If your name was Conrad, why would you change it to the even less euphonious Merz? There's a story behind it, as there is to almost everything about Bath's Conrad Lambert.
He got into music late after spending his 20s in Israel and Outer Mongolia, and took his name from the inside of a German army jacket. Despite not looking like anyone's idea of a rock star, he quickly established a sound that is like no other.
Merz, his DJ and a programmer explore electronica's hidden corners and use the findings as counterpoint to his strange, reedy voice. The result is as compelling live as it is on the single Many Weathers Apart, establishing Merz as one of the country's more original talents.
That he looks as if he should be working in a motorway services (he'd dressed for it, in fluffy jumper and gold chain) only adds to the charm.
Clearly unprepared for a heaving Dingwalls, he'd only rehearsed seven songs. Nor had he got around to putting together an "act". The spasms that overcame him during the long DJ intervals were a nod to dancing, but mostly he just pointed himself at the mike.

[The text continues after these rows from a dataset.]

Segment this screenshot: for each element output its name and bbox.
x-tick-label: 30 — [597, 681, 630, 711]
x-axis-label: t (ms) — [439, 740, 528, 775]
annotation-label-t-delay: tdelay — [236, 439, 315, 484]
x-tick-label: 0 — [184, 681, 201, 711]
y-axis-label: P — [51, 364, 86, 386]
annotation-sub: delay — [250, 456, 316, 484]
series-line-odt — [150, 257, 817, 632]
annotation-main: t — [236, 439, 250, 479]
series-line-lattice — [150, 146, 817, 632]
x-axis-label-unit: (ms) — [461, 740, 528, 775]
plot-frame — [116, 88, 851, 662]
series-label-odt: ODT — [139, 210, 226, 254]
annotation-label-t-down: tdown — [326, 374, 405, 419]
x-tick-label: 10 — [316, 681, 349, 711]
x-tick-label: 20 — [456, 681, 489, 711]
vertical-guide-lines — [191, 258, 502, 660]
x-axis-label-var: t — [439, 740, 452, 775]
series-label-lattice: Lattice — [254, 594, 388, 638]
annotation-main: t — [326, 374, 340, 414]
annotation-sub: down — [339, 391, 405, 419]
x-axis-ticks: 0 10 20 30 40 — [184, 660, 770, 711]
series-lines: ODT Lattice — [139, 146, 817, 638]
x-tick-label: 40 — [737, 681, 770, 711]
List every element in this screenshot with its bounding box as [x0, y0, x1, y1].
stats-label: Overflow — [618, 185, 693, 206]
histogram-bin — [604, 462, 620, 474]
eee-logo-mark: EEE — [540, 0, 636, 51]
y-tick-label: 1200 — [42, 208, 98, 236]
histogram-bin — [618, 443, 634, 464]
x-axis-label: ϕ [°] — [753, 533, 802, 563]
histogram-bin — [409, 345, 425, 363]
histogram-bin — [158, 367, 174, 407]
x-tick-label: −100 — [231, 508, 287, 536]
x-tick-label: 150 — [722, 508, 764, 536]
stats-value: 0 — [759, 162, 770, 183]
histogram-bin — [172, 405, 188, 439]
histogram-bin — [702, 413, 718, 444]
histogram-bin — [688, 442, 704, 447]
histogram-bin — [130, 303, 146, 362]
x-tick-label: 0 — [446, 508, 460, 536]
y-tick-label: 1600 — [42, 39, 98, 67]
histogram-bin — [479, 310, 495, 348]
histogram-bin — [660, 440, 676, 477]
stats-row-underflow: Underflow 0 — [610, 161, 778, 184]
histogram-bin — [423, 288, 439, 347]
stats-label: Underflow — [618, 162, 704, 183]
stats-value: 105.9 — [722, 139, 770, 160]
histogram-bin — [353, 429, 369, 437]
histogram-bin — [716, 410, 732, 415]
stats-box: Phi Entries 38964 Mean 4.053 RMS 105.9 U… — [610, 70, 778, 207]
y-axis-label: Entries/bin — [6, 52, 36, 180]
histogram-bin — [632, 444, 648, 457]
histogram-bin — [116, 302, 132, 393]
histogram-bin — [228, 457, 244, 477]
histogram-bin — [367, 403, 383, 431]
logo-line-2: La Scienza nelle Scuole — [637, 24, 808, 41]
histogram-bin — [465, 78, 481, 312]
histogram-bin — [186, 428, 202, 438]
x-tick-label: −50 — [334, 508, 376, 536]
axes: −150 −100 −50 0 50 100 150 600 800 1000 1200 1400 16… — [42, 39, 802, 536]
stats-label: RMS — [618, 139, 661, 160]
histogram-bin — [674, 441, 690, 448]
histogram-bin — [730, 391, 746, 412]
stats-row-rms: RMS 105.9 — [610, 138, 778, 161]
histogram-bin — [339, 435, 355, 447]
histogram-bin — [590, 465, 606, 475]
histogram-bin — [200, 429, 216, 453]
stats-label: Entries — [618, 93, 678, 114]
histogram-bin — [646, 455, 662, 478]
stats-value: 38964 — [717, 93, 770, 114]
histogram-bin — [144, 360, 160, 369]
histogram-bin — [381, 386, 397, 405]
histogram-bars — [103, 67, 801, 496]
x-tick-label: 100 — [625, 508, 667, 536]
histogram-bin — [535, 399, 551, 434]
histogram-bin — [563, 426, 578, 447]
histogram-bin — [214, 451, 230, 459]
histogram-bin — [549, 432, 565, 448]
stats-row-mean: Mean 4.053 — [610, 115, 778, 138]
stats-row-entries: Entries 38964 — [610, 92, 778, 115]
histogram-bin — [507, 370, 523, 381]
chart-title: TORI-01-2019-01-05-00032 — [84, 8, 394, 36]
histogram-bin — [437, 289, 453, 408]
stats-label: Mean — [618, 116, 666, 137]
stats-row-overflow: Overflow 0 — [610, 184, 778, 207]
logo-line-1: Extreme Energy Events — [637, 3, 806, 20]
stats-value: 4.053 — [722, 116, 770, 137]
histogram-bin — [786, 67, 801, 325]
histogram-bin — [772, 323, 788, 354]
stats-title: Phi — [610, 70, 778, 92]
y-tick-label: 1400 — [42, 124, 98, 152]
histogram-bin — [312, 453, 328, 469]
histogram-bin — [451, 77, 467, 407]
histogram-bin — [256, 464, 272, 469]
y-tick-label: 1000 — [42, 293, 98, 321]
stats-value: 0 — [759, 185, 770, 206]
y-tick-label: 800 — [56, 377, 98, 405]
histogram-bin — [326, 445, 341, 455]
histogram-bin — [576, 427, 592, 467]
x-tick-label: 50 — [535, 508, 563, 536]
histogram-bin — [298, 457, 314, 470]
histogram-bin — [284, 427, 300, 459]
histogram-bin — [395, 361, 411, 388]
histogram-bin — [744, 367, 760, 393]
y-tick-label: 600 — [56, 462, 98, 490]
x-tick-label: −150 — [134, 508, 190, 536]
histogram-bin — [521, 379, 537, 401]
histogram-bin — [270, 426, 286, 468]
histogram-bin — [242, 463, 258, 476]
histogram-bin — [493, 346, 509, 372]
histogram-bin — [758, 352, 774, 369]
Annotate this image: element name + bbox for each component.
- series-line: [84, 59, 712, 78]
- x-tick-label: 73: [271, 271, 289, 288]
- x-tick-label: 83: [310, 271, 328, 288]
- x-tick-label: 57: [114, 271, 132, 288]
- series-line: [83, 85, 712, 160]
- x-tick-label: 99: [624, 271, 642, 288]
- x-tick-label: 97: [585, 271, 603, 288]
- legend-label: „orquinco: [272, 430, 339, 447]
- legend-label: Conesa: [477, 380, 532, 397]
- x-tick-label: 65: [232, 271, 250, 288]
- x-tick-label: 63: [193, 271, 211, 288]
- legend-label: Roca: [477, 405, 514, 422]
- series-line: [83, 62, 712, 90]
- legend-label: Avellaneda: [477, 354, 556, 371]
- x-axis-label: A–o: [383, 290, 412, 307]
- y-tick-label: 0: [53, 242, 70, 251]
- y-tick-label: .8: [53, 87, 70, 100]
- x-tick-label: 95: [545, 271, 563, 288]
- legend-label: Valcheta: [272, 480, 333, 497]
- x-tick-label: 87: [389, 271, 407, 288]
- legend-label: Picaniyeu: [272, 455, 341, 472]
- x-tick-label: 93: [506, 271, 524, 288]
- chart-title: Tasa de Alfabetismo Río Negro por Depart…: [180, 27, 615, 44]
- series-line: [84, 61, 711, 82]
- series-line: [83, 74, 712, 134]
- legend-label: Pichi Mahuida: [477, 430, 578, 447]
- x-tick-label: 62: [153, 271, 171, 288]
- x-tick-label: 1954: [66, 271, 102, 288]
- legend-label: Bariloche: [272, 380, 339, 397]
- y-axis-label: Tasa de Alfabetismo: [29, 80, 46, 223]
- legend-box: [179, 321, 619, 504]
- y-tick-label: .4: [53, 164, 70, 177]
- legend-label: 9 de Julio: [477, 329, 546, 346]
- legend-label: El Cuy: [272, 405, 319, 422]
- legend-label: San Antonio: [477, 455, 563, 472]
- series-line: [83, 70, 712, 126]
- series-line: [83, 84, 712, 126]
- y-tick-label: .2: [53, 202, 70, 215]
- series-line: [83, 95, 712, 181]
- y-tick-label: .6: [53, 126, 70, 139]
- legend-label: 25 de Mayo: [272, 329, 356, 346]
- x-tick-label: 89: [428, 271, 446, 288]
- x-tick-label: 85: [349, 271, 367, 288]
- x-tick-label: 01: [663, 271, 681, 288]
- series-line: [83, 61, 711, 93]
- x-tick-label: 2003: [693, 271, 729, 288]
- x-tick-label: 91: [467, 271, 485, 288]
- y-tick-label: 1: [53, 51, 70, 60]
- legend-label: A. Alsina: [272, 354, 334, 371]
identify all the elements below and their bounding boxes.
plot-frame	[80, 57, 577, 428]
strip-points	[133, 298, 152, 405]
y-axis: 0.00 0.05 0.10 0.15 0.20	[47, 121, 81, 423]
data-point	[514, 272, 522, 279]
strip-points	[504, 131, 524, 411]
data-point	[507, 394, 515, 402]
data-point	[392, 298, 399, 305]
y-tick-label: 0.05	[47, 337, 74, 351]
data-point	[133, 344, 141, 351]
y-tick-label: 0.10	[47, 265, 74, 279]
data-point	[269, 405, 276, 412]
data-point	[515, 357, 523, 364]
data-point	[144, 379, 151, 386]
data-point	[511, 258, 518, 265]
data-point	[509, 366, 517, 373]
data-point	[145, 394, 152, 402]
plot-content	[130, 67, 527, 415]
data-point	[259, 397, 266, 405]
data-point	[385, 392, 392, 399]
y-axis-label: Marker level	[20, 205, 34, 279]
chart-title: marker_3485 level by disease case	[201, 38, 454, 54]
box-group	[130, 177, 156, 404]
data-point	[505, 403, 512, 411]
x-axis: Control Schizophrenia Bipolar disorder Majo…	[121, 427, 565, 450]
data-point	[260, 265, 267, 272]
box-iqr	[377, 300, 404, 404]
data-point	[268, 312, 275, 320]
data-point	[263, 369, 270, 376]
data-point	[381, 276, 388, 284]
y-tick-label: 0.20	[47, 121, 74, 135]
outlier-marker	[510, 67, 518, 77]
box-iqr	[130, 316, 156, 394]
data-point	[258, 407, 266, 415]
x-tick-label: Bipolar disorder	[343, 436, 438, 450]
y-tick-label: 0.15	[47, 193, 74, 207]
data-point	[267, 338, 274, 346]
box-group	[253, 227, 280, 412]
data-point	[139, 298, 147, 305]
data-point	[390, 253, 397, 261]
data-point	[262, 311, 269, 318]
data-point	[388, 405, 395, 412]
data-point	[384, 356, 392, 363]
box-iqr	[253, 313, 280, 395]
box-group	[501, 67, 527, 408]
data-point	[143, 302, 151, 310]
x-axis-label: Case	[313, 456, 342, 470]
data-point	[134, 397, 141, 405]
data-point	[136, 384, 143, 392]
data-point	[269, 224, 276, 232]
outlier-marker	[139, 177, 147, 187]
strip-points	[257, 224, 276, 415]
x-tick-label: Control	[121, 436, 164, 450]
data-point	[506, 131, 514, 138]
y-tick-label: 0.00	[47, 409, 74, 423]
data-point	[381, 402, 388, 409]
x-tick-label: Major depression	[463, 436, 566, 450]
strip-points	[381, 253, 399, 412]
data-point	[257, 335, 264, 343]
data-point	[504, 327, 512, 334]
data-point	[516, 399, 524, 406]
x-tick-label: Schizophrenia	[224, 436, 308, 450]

Merz navigated the disjointed rhythms of Many Weathers as emotively as he did the starlit balladry of Lotus, but really hit his stride on the global funk of Lovely Daughter.
But dance-related words such as funk are deceptive, because this was really about one man and his songs. The core of the Merz experience is Merz, whose globe-trotting past has endowed him with a gawky, outsider quality.